The airlift was conceived by the unusual partnership of the charismatic, later-assassinated Kenyan Tom Mboya and William X. Scheinman, a young American entrepreneur, with supporting roles played by Jackie Robinson, Harry Belafonte, Sidney Poitier, and Martin Luther King, Jr. The airlift even had an impact on the 1960 presidential race, as Vice-President Richard Nixon tried to muscle the State Department into funding the project to prevent Senator Jack Kennedy from using his family foundation to do so and reaping the political benefit.
The book is based on the files of the airlift's sponsor, the African American Students Foundation, untouched for almost fifty years.
PUBLISHERS WEEKLY
One of the true global cultural exchange programs that paid huge dividends, the African American Students Foundation (AASF), is the timely topic of Shachtman's (Rumspringa) new book.
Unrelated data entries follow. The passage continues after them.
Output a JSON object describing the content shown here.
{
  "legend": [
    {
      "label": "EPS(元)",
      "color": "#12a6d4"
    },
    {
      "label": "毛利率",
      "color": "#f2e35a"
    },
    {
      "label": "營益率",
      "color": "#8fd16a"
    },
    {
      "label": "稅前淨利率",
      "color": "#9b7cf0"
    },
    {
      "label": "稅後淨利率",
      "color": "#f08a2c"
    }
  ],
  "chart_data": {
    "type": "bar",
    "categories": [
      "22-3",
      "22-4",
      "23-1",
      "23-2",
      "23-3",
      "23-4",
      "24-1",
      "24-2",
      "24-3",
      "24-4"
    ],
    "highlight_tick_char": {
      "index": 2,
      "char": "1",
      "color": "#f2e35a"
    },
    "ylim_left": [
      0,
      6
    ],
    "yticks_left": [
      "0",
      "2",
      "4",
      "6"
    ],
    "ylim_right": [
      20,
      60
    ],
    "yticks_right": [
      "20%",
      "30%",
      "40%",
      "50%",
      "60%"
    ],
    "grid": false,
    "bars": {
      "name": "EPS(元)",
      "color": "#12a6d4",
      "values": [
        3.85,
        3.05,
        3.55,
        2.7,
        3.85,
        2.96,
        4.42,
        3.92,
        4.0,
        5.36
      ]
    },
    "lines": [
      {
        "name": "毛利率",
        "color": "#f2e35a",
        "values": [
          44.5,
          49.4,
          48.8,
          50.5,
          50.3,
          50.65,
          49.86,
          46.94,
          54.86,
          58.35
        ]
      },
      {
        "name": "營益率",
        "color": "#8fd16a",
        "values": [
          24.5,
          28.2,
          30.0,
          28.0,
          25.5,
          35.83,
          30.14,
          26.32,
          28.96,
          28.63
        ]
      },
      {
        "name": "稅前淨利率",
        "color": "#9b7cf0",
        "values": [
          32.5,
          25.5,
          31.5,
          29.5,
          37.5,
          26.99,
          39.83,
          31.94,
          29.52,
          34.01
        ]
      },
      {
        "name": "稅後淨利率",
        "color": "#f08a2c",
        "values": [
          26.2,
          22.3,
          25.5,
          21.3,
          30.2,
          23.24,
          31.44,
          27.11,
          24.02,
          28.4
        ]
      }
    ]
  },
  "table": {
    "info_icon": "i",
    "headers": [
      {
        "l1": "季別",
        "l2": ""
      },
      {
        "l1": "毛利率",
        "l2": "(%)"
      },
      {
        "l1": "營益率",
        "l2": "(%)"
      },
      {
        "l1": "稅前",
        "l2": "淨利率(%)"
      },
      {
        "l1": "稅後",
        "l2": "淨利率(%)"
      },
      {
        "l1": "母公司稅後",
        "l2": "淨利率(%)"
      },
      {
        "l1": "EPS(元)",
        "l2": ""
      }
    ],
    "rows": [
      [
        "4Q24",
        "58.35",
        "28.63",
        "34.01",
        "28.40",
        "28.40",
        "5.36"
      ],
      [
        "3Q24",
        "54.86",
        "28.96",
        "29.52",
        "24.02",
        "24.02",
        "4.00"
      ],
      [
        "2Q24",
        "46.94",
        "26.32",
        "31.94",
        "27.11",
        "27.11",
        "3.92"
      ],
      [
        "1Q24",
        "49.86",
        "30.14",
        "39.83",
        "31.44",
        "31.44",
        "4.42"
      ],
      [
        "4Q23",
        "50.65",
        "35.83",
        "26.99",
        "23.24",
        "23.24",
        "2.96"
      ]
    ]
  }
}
The brainchild of Kenyan politician Tom Mboya and American businessman William Scheinman, the AASF's goal was to bring top African students to America between 1959 and 1963 in order to establish a group of accomplished young Africans to staff government positions and the educational system in their native countries upon the fall of colonialism. Called the "airlift generation," prized students from Kenya, Tanganyika, Uganda and Rhodesia, among them President Obama's father, Barack Sr., and Wangari Maathai, the winner of the 2004 Nobel Prize, were chosen to study in American colleges and universities. Shachtman relates the political controversies surrounding the program and U.S. government involvement, as African nations gained independence and became proxies in the cold war. A memorable and poignant recounting of a significant endeavor that is still scoring successes around the world, this book is not to be missed by African and American history buffs. 8 pages of b&w photos.